Também pode ser difícil encontrar um treinador capaz de construir um sistema em torno dos pontos fortes de Pulisic, já que Lionel Scaloni cuida de Messi desde que assumiu o cargo em 2018. Uma coisa é construir uma equipe inteira em torno de um dos maiores nomes de todos os tempos do mundo. Seria um pouco diferente para alguém que talvez não seja o jogador de futebol mais talentoso do seu país na Copa do Mundo de 2030.
Mas Pulisic também tem vantagens, principalmente padrões públicos mais baixos. Um regresso às quartas-de-final da Copa do Mundo pela primeira vez desde 2002 seria justamente saudado como uma conquista. Mesmo resultados competitivos semelhantes podem ser louváveis se a derrota na final ocorrer contra equipas melhores do que a selecção da Bélgica.

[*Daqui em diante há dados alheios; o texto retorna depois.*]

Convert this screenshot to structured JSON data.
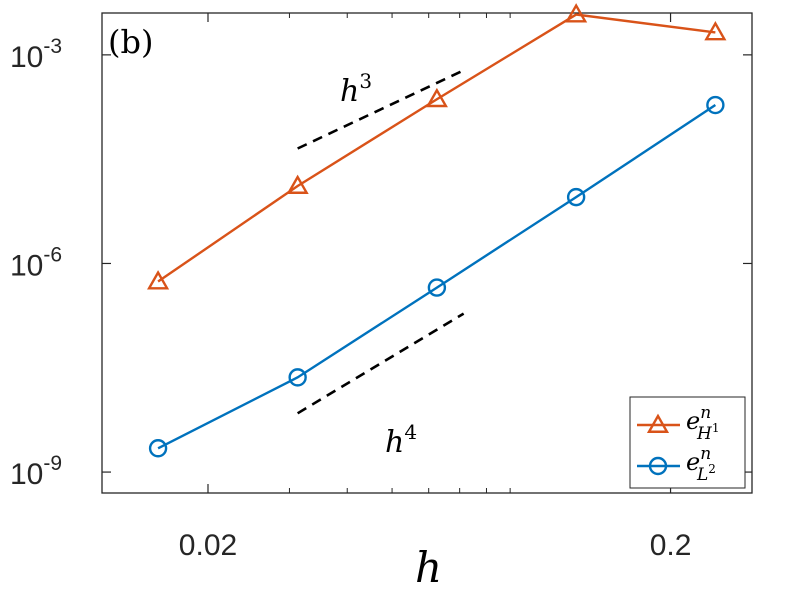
{
  "chart_data": {
    "type": "line",
    "panel_label": "(b)",
    "xlabel": "h",
    "ylabel": "",
    "xscale": "log",
    "yscale": "log",
    "xlim": [
      0.0118,
      0.3
    ],
    "ylim": [
      5e-10,
      0.004
    ],
    "x_ticks": [
      0.02,
      0.2
    ],
    "x_tick_labels": [
      "0.02",
      "0.2"
    ],
    "y_ticks": [
      1e-09,
      1e-06,
      0.001
    ],
    "y_tick_labels": [
      {
        "base": "10",
        "exp": "-9"
      },
      {
        "base": "10",
        "exp": "-6"
      },
      {
        "base": "10",
        "exp": "-3"
      }
    ],
    "grid": false,
    "legend_position": "bottom-right",
    "x": [
      0.0156,
      0.03125,
      0.0625,
      0.125,
      0.25
    ],
    "series": [
      {
        "name": "e^n_{H^1}",
        "legend_main": "e",
        "legend_sup": "n",
        "legend_sub": "H",
        "legend_subsup": "1",
        "color": "#D95319",
        "marker": "triangle",
        "values": [
          5.5e-07,
          1.3e-05,
          0.00023,
          0.0038,
          0.0021
        ]
      },
      {
        "name": "e^n_{L^2}",
        "legend_main": "e",
        "legend_sup": "n",
        "legend_sub": "L",
        "legend_subsup": "2",
        "color": "#0072BD",
        "marker": "circle",
        "values": [
          2.2e-09,
          2.3e-08,
          4.5e-07,
          9e-06,
          0.00019
        ]
      }
    ],
    "reference_lines": [
      {
        "label_base": "h",
        "label_exp": "3",
        "x": [
          0.03125,
          0.0714
        ],
        "y": [
          4.5e-05,
          0.0006
        ]
      },
      {
        "label_base": "h",
        "label_exp": "4",
        "x": [
          0.03125,
          0.0714
        ],
        "y": [
          7e-09,
          1.9e-07
        ]
      }
    ]
  }
}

Messi não é apenas excepcionalmente grande, mas também excepcionalmente eficaz nos últimos anos de uma carreira ilustre. Carreira de Pulisic O apocalipse viria antes dos 34 anos, quando Messi venceu a Copa América pela primeira vez.
Mas haverá possibilidades antes disso, possivelmente na Copa América de 2028 e certamente na Copa do Mundo de 2030. E o peso da expectativa certamente será mais leve na Copa do Mundo em casa do que neste verão.